Nursing advocacy becomes even more important when a patient is in old age and facing the prospect of death. In this case, the nurse has to inform the patient in the best possible way of his imminent death. Additionally, the patient may have his/her personal wishes to make. The presiding nurse should thus provide all the necessary information so that the patient makes informed decisions. At this time, the nurse should ensure that the patient’s wishes are granted. Since many old people are now going to home care centers, nurses working in these end-life-care centers are now being educated to deal with such a situation in a proper manner as they take on a tricky role. This training is helped partly by the experiences of other nurses who have successfully dealt with it (Hanks, 2010).
Nurses always have to oblige on the physician’s orders. However, some nurses may question these orders as they seem them inappropriate. Sometimes a physician can be offering a patient a medically futile treatment (Zomorodi et al, 2009). Therefore, it is upon the nurse to stand up for the patient in such cases so that the proper medication is given. Such actions of nurses have always made them very trusted health practitioners. Nurses have been empowered to be able to make ethical decisions, alongside the physicians’. This has been done through education schemes so that the nurses don’t just take a back seat in the actual treatment of a patient. This has made the nurses contribute sufficiently in making decisions regarding the patients.

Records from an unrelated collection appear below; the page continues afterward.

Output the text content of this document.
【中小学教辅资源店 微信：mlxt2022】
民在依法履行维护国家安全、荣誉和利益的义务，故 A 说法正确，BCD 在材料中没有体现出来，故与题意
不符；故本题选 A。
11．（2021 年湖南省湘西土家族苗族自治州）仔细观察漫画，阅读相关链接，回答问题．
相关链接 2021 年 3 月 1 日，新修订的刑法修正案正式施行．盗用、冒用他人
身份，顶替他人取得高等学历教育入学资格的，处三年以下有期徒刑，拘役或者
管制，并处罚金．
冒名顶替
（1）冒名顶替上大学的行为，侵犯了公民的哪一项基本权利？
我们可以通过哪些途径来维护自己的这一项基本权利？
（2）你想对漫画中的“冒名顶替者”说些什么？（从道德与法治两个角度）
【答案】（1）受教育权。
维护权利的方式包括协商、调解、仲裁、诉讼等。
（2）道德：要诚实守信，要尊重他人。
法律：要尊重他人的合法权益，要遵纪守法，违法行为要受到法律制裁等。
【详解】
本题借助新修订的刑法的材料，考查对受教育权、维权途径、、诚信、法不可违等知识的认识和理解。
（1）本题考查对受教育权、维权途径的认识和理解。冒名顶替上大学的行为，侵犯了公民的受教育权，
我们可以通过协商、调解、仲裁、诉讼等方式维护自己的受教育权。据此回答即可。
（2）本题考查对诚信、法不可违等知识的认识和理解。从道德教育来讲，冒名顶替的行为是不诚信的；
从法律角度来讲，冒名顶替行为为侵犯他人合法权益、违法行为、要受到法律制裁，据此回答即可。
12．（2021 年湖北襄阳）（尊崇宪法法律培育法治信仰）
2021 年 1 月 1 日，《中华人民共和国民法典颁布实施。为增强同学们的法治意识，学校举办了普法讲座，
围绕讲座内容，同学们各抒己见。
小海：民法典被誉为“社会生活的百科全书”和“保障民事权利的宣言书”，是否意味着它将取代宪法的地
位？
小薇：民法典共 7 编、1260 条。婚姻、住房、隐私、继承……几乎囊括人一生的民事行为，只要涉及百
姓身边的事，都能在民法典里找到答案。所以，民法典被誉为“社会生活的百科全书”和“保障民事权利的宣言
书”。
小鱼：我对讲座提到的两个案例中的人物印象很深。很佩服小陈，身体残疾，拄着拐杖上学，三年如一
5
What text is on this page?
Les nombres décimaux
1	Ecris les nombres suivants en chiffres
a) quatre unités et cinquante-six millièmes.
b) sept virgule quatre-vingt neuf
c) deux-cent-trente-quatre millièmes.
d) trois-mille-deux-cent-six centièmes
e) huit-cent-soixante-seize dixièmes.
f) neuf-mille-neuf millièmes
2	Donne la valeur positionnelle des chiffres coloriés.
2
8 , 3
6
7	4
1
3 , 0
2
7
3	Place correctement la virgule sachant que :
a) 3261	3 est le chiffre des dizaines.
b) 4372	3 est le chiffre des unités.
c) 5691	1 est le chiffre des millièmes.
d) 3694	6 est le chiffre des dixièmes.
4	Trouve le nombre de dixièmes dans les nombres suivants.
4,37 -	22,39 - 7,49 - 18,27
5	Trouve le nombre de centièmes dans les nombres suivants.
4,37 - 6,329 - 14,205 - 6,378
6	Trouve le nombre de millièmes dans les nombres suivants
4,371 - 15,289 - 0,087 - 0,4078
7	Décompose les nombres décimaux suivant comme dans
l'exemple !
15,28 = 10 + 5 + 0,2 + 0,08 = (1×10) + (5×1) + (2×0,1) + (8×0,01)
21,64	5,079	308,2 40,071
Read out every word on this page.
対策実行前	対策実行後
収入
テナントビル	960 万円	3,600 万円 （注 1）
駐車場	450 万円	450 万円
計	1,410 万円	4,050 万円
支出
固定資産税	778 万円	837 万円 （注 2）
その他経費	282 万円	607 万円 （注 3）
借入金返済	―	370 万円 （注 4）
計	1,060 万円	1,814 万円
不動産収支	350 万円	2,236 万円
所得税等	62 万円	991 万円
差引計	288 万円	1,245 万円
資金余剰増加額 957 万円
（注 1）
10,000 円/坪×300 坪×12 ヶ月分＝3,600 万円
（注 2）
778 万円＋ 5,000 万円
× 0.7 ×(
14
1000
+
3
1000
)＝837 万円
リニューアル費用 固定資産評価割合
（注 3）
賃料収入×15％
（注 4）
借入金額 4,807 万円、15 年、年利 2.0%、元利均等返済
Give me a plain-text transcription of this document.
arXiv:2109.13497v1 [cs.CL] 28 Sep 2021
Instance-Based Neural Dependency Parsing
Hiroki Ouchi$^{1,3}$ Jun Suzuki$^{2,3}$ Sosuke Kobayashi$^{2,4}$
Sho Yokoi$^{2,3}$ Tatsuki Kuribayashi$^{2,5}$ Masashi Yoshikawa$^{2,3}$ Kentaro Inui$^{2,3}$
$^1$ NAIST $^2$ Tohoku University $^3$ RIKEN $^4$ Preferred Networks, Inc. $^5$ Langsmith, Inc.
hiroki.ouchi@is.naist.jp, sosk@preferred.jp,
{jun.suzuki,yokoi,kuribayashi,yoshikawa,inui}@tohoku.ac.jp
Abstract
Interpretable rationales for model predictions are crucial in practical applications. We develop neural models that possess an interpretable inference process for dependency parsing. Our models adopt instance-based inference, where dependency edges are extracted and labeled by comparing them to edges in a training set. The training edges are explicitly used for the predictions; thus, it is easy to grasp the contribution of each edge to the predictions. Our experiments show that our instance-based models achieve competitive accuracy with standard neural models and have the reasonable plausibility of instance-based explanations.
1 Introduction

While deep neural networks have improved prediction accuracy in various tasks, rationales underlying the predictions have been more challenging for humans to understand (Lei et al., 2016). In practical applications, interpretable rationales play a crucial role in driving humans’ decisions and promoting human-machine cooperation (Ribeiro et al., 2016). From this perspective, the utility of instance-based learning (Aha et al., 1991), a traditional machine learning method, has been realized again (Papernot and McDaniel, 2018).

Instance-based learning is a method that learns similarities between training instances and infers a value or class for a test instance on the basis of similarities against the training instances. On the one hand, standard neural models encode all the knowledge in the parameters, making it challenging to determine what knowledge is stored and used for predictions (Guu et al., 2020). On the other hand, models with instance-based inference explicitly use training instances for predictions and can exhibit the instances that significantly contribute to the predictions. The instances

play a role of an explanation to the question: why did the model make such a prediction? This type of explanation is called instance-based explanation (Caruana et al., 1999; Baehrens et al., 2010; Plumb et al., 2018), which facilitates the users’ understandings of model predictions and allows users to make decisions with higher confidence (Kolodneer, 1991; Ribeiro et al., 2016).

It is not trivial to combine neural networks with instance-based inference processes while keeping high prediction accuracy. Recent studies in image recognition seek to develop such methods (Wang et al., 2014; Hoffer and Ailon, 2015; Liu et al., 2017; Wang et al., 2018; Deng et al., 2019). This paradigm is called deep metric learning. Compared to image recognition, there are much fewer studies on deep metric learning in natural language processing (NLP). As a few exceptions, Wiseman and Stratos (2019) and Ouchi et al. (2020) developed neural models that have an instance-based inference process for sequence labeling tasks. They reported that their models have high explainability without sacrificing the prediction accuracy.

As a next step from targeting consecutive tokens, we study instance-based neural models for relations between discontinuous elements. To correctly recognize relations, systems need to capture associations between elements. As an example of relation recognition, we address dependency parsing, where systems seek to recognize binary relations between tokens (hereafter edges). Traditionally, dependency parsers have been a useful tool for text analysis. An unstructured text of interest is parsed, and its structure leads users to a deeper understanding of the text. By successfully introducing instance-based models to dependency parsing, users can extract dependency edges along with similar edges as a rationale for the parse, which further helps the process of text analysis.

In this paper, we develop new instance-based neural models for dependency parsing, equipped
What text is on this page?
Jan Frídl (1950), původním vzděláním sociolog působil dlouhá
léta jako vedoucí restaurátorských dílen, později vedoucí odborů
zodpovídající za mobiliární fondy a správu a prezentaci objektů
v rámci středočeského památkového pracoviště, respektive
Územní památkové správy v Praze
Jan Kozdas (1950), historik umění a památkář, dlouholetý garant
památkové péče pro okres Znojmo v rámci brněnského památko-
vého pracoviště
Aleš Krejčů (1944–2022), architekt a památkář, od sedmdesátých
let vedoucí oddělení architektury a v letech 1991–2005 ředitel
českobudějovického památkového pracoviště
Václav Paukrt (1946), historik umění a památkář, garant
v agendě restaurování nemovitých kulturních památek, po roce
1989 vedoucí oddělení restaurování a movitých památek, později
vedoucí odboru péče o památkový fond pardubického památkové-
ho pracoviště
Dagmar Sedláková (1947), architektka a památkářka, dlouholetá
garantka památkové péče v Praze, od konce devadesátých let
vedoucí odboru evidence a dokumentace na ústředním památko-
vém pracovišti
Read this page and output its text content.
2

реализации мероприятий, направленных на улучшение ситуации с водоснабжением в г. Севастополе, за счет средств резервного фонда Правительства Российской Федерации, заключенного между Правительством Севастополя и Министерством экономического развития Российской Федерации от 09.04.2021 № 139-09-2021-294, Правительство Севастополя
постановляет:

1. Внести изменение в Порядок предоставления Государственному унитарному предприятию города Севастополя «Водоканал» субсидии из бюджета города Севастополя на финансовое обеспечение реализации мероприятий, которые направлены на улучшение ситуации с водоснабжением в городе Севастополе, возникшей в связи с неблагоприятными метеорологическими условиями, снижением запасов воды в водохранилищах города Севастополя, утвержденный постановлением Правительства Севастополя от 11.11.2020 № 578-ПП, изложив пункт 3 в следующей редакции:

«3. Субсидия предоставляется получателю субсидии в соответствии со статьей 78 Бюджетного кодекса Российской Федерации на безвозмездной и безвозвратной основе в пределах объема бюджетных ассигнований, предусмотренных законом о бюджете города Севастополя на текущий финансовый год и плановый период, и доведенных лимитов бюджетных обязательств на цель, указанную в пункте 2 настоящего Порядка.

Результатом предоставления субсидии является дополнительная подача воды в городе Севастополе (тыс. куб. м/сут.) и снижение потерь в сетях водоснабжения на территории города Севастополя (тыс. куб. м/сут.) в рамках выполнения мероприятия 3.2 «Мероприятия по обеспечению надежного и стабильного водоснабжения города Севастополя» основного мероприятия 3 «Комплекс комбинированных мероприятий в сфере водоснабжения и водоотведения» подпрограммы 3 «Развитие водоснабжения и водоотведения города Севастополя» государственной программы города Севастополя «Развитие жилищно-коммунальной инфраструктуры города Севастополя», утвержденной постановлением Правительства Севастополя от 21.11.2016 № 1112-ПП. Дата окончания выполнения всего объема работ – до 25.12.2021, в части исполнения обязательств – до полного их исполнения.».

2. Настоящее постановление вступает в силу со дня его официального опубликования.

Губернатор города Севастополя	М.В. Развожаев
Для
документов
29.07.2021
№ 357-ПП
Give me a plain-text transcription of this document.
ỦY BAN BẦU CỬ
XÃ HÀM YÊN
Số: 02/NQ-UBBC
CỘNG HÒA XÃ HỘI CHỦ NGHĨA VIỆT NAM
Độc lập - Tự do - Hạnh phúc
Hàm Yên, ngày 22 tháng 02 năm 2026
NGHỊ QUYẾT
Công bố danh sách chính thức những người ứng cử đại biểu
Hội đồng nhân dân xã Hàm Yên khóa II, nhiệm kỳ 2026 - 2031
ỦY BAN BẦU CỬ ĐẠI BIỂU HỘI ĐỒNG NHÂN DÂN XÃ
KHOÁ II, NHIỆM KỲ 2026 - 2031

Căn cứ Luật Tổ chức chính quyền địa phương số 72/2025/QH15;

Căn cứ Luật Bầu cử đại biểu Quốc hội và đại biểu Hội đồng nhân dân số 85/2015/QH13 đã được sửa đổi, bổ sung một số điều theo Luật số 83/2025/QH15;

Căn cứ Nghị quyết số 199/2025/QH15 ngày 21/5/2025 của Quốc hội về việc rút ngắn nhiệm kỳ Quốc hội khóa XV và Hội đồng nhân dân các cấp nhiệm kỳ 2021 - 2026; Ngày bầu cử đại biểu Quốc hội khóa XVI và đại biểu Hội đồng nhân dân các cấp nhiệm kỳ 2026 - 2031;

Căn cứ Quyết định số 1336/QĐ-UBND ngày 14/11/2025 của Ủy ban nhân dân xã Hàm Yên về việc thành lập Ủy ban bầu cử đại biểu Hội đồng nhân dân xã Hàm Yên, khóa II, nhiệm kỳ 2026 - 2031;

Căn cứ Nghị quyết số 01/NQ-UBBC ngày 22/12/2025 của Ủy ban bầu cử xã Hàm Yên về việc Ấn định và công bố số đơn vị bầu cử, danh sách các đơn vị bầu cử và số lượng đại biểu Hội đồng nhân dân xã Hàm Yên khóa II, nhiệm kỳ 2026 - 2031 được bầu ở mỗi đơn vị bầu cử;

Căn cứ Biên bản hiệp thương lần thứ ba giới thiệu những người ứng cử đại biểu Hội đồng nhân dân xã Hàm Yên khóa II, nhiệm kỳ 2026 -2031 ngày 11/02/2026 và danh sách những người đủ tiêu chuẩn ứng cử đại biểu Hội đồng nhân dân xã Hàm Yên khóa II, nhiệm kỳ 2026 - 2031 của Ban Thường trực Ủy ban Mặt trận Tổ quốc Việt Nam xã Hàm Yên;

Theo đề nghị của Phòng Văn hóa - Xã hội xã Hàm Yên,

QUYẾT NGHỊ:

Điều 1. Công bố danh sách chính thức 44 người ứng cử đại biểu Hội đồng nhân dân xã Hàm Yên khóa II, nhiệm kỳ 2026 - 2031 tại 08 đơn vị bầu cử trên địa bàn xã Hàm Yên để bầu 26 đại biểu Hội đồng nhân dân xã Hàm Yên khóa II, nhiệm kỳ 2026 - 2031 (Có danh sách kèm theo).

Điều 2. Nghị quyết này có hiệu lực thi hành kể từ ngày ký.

Palliative care and nursing advocacy are increasingly becoming more crucial in the healthcare sector. This has been necessitated by the fact that patients and their families nowadays don’t just need to be treated of their diseases. Most of them, while their treatment is of primary concern, need to be shown love and care in the process. In the case of terminally ill patients, palliative care and nursing advocacy become even more important. Taking good care of them will make them feel loved hence give them hope in their life. It may, in some instances, prolong their stay. Nursing, as the predominant healthcare giver in the world, comes in handy when a patient needs special care and some advocacy. This is because they are the ones mandated to spend more time with the patients. Lastly, some patients may be too weak or too ignorant to speak for themselves. Therefore, it becomes the responsibility of their nurse to do so on their behalf.